Amazingly, despite all the scholarship of the last several decades that even a sciolist such as myself has easy access to, I still see things like this from time to time. From Francis Wheen’s How Mumbo-Jumbo Conquered the World:
Nietzsche was indeed Hitler’s favorite philosopher, but he was not a philosopher of Enlightenment: He belonged to the Romantic tradition, a reaction against demythologizing rationalism.
Hitler had almost as little fondness for Nietzsche as he had for Ludendorff’s and Rosenberg’s ersatz religions. As became evident at a strained visit to Nietzsche’s sister Elisabeth, Hitler was not at all an admirer of the philosopher. In a conversation he held with Hans Schemm and Otto Wagener during the Kampfzeit, Hitler derided paganists and “the rubbish they dredge up from German prehistory! Then they read Nietzsche with fifteen year-old boys.” Hitler’s mentor Dietrich Eckart had rejected Nietzsche as early as 1917: “We Germans, who profess through and through our faith in the Christian worldview, reject this despiser of our religious foundations.” Even Rosenberg, in his Mythus, barely mentioned Nietzsche, and he showed little engagement with Nietzsche’s philosophy when he did.

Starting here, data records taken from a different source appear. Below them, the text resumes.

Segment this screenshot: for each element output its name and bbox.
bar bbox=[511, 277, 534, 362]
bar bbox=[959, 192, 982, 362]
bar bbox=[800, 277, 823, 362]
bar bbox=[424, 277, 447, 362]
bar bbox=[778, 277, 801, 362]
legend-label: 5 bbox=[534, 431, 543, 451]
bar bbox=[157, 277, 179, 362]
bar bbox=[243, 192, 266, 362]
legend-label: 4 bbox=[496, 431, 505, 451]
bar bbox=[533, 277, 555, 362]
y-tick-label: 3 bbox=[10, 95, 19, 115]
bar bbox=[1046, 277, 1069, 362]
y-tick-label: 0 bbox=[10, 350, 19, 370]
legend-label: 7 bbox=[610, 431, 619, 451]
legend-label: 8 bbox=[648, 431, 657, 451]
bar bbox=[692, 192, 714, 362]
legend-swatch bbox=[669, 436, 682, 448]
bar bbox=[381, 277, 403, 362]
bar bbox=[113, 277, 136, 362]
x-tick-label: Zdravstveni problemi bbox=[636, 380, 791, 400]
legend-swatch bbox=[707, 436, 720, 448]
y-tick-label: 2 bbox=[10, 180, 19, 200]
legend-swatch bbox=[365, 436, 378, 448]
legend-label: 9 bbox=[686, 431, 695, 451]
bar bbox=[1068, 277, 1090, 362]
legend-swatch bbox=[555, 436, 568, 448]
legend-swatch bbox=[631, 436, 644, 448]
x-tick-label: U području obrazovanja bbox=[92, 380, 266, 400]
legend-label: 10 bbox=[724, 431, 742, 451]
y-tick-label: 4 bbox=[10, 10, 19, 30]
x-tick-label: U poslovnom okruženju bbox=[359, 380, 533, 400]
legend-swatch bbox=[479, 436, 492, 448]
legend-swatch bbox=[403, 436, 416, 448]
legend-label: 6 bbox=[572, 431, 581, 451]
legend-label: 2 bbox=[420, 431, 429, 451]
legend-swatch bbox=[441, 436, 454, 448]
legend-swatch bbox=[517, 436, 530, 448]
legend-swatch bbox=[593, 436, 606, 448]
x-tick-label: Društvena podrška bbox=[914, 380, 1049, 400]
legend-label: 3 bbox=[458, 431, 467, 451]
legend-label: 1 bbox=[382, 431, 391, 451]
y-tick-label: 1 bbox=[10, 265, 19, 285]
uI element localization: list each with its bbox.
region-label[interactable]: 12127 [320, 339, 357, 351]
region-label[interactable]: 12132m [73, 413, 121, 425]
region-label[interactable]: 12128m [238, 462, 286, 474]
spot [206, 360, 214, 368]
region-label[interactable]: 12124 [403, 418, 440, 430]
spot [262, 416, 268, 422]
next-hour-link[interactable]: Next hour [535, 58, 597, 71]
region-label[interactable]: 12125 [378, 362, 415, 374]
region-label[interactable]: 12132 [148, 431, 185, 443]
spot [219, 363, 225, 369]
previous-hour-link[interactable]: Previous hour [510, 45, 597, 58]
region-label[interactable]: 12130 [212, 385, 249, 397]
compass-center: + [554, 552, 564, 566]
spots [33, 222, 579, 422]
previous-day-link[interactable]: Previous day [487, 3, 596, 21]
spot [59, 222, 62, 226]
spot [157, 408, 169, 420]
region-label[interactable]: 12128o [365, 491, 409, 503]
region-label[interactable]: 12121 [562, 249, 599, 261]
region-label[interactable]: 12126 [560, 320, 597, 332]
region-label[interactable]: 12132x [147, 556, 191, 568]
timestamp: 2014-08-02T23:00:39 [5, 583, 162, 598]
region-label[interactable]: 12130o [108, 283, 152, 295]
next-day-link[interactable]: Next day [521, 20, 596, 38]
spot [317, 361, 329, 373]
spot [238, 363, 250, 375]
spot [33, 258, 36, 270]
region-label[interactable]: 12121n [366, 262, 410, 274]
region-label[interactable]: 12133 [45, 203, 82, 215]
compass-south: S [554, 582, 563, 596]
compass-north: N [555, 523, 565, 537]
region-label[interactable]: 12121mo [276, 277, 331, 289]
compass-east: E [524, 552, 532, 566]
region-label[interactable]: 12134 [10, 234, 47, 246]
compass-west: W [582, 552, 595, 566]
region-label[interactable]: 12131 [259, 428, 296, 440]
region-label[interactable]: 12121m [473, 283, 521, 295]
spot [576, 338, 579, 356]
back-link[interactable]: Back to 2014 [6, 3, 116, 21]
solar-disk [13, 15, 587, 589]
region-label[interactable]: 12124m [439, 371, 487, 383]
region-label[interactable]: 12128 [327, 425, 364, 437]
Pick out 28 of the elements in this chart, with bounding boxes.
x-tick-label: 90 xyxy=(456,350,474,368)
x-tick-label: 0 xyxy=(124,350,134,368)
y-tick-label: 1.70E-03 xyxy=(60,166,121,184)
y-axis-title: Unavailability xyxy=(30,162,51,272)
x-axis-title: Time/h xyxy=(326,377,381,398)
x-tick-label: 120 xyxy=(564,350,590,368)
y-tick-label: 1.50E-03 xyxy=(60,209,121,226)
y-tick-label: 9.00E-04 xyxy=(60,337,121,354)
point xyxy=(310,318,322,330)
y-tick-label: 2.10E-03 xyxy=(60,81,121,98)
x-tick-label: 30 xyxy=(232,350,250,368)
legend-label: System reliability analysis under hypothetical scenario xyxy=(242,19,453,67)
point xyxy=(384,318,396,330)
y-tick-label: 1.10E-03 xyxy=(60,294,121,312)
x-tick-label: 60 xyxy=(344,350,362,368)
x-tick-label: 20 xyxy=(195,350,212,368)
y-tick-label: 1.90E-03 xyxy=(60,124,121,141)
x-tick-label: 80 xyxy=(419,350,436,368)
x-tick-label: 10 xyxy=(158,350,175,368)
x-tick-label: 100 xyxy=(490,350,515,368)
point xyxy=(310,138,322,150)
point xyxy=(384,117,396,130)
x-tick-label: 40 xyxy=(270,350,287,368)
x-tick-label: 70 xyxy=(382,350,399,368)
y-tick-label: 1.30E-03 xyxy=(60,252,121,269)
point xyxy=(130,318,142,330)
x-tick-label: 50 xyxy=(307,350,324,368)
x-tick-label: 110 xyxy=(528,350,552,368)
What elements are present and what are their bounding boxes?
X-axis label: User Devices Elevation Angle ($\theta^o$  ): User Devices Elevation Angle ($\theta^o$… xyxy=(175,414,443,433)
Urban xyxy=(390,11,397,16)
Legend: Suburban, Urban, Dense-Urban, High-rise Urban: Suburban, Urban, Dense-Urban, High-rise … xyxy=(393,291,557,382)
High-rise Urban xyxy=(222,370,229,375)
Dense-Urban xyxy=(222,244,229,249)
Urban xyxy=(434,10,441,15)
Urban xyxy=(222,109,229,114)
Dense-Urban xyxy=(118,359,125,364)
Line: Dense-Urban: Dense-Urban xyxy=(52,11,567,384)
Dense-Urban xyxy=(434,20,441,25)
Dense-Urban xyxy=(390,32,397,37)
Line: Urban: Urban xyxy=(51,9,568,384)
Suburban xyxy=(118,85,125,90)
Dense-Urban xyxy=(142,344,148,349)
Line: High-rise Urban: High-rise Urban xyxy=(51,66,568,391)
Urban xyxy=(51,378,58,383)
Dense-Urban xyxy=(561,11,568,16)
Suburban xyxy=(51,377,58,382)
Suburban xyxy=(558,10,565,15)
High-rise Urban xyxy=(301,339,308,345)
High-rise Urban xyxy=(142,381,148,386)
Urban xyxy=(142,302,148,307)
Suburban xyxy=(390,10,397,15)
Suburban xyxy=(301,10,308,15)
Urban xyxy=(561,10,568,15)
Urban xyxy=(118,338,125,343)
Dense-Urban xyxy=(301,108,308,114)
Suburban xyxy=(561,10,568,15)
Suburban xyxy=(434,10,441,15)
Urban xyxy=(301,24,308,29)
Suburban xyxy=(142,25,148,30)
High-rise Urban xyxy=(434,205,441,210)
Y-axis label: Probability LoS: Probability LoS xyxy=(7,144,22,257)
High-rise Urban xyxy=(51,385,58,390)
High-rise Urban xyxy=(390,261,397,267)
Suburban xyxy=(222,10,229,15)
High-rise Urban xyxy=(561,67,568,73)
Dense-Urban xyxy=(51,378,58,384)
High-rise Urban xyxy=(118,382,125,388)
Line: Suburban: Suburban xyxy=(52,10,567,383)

Just as Hitler had no time for Rosenberg’s plans to create a new, mystical religion to replace clerical Christianity, so he found Himmler’s dilettantish religious explorations absurd. As he told a circle of confidants, “What nonsense! Here we have at last reached an age that has left all mysticism behind, and now he wants to start that all over again….To think that I may one day be turned into an SS saint!”
Hitler was equally dismissive of Himmler’s forays into German prehistory: “Isn’t it enough that the Romans were erecting great buildings when our forefathers were still living in mud huts; now Himmler is starting to dig up these villages of mud huts and enthusing over every potsherd and stone axe he finds.”